El niño del pollino

Foto por Andrea Hernández

El camino hacia Jerusalén fuera tan breve

Por Karen Mayagoitia

En una pequeña aldea cerca de Betfagué y Betania, junto al Monte de los Olivos, vivía un pequeñito llamado Esteban. Él era el menor de seis hermanos. Su padre era carpintero y su madre estaba totalmente dedicada al hogar. En ocasiones especiales como la Pascua elaboraba panes sin levadura y los vendía en el mercado.

Cuando Esteban llegó a este mundo fue un día muy especial. Toda la familia lo esperaba con ansias y amor. Sin embargo el momento se llenó de una mezcla de sentimientos, pues si bien Esteban estaba vivo, tenía un defecto en sus piernitas… nació cojo. 

Esteban creció lleno de amor y alegría. Siempre sonriente, amable y entusiasta, su “cualidad especial” parecía pasar desapercibida, tanto para su familia como para todos los que lo conocían. Pero no para Esteban. Él anhelaba caminar bien. 

Un día escuchó de una persona con poder para hacer milagros. Le devolvía la vista a los ciegos, sanaba paralíticos y emparejaba las piernas de los cojos. Su nombre era Jesús.

―¡Jesús! ¡Jesús! ―repetía Esteban en su mente―, tengo que conocer a Jesús.
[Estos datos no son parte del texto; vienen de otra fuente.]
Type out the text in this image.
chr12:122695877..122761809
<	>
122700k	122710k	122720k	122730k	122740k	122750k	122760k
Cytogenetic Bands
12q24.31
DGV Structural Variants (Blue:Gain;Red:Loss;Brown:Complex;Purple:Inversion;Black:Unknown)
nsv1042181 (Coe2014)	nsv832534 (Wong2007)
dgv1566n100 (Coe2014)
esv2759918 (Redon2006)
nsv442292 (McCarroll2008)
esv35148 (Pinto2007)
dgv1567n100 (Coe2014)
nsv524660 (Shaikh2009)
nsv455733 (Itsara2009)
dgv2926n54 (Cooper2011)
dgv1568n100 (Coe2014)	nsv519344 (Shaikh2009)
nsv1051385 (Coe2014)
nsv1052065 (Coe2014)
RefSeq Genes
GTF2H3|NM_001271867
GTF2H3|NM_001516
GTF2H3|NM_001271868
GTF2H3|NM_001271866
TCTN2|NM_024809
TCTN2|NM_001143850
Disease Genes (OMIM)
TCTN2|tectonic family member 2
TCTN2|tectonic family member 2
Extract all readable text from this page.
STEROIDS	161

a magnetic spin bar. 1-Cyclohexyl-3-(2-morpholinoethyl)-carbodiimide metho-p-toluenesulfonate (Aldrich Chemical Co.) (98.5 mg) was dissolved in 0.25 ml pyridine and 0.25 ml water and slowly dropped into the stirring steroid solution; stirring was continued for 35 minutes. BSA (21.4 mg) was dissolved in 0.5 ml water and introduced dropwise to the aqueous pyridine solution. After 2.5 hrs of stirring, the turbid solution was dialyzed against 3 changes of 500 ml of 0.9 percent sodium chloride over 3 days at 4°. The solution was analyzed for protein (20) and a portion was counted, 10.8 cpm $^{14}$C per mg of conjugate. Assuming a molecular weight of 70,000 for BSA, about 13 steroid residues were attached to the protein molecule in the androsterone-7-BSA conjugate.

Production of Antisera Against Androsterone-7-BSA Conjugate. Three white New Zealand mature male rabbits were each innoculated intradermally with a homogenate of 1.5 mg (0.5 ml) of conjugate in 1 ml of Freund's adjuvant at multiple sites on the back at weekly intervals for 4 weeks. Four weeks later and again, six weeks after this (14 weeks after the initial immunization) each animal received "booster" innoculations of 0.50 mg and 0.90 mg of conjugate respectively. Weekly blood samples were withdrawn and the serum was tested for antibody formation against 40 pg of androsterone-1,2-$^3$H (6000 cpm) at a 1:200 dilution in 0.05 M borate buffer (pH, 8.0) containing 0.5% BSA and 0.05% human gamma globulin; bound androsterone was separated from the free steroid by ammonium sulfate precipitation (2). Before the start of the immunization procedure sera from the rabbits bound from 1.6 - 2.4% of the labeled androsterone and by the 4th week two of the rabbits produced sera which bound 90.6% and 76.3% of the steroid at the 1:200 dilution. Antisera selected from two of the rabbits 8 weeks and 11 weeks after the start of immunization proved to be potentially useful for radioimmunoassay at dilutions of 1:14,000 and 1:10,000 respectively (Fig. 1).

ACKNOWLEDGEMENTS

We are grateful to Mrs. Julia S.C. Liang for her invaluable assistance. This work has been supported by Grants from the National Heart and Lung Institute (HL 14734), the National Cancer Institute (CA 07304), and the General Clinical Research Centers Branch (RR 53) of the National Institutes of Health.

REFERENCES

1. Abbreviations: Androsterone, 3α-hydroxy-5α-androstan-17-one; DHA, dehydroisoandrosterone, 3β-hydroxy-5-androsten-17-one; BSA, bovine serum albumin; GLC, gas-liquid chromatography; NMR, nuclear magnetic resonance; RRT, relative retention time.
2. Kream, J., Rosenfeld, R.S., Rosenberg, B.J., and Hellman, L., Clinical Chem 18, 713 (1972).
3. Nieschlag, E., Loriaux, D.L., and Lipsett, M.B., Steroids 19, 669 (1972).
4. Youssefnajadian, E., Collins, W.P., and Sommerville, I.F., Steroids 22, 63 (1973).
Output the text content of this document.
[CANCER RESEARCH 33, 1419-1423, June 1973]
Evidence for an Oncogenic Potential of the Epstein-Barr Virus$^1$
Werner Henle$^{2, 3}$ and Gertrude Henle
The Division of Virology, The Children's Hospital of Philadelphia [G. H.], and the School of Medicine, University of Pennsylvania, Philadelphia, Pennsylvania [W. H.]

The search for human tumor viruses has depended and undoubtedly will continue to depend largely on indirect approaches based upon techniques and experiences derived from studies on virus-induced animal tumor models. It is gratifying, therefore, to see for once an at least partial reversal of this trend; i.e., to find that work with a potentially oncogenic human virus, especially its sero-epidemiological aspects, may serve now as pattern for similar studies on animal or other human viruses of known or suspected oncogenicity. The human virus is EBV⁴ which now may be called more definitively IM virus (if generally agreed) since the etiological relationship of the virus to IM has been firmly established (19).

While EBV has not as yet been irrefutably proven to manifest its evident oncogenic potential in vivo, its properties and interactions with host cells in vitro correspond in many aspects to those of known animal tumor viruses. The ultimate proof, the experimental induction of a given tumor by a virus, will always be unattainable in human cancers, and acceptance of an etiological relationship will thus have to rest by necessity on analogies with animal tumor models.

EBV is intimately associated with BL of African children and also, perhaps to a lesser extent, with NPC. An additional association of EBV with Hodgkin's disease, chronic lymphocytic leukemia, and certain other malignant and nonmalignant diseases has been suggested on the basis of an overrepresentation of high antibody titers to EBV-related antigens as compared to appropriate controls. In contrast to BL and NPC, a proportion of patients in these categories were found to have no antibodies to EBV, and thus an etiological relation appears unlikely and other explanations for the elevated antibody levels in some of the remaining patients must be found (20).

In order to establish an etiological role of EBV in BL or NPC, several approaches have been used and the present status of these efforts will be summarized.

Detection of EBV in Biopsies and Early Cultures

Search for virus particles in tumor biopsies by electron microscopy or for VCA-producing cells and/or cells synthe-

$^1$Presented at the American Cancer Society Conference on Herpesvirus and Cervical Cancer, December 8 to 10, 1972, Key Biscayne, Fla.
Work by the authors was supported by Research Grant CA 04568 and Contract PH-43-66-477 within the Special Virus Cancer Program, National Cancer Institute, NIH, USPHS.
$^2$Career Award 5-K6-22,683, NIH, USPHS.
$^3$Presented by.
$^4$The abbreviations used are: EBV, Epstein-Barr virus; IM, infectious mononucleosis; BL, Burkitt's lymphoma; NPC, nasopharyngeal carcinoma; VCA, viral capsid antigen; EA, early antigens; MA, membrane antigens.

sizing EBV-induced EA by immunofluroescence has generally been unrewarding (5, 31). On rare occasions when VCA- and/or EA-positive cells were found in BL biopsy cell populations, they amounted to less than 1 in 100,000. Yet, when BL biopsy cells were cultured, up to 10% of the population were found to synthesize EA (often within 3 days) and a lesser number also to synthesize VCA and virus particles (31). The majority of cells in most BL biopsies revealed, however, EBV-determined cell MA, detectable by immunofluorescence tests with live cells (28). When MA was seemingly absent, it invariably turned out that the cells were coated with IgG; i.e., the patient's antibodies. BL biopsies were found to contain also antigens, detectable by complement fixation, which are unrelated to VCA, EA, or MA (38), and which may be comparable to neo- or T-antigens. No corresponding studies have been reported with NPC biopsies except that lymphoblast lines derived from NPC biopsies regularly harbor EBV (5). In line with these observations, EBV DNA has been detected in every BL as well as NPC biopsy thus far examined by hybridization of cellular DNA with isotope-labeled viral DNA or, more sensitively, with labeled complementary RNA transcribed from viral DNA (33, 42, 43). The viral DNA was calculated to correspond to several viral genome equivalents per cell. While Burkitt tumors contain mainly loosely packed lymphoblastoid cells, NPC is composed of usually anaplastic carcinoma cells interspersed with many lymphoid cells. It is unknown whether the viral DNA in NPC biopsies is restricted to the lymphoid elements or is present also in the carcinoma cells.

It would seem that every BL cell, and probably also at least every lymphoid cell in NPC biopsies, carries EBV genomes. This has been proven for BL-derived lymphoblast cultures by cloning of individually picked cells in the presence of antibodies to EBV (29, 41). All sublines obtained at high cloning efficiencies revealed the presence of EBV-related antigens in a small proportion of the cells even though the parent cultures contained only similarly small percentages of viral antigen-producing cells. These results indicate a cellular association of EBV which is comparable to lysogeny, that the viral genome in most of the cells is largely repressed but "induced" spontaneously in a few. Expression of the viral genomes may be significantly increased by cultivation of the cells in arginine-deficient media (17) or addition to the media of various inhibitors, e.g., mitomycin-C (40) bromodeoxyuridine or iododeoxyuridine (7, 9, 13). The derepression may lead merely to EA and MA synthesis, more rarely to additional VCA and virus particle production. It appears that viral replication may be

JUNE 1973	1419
Faltaban cuatro días para que cumpliera ocho años y sólo quería dos cosas: Un pollino para montarlo e ir a buscar a Jesús y ser sano. 

El día de su cumpleaños por fin llegó. Esteban estaba que daba brincos de gusto, claro en su mente, pues sus piernitas no se lo permitían.

— ¿Hijito quieres ver tu regalo? —preguntó su papá.

―¡Sí! —exclamó Esteban muy emocionado agitando sus brazos y cabeza—. ¡Sí papito, sí quiero!

Su padre lo cargó y lo llevó fuera de la casa. Al mirar el obsequio sus ojitos se abrieron como dos grandes platos. Ahí estaba su deseado pollino, justo como lo había imaginado: lindo, joven, su pelo brillando bajo el sol. Esteban sería el primero en montarlo. 

De pronto dos hombres llegaron y empezaron a desatarlo. 

—¿Qué? ¡No! ¿Oigan quiénes son ustedes? ¡Esperen! ¿Por qué desatan a mi pollino?

Su papá y él se quedaron sorprendidos con la respuesta.

 ―El Señor lo necesita. 

Esteban supo que se referían a Jesús.

—Cla… claro… claro, llévenselo —contestó sin dudar. 

Luego añadió presuroso: —Esperen.

Desató de su cuello su pequeño manto, el que con tanto amor le había hecho su madre, lo puso sobre el pollino y dijo: ―Llévenselo. 

—¿Aún quieres conocer a Jesús? —le preguntó su papá.

Cabizbajo, Esteban respondió:

—¡Sí! ¿Pero cómo? La entrada a Jerusalén está muy lejos. 

Su padre sonrió y poniéndolo sobre su espalda, le aseguró:

— No te preocupes Esteban, yo te puedo cargar. 

Quizá fue la fe, la emoción, el amor, el entusiasmo o la mezcla de todo lo anterior que hizo que el camino hacia Jerusalén fuera tan breve que ni se sentían cansados. Llegaron justo a tiempo y se posicionaron en el camino. La gente tendía sus mantos y palmas por el camino y gozándose bendecían a Jesús a grandes voces por todas las maravillas que habían visto.

―¡Bendito el que viene en el Nombre del Señor! ¡Paz en el Cielo y Gloria en las Alturas

De pronto, Jesús pasó justo delante de ellos y los ojos del Maestro se cruzaron con los de Esteban. 

Jesús le sonrió y movió su cabeza como en señal de agradecimiento. Esteban estaba tan emocionado, que ni su papá ni él se percataron de que brincaba gozoso. Jesús había hecho el milagro: sus piernas estaban sanas.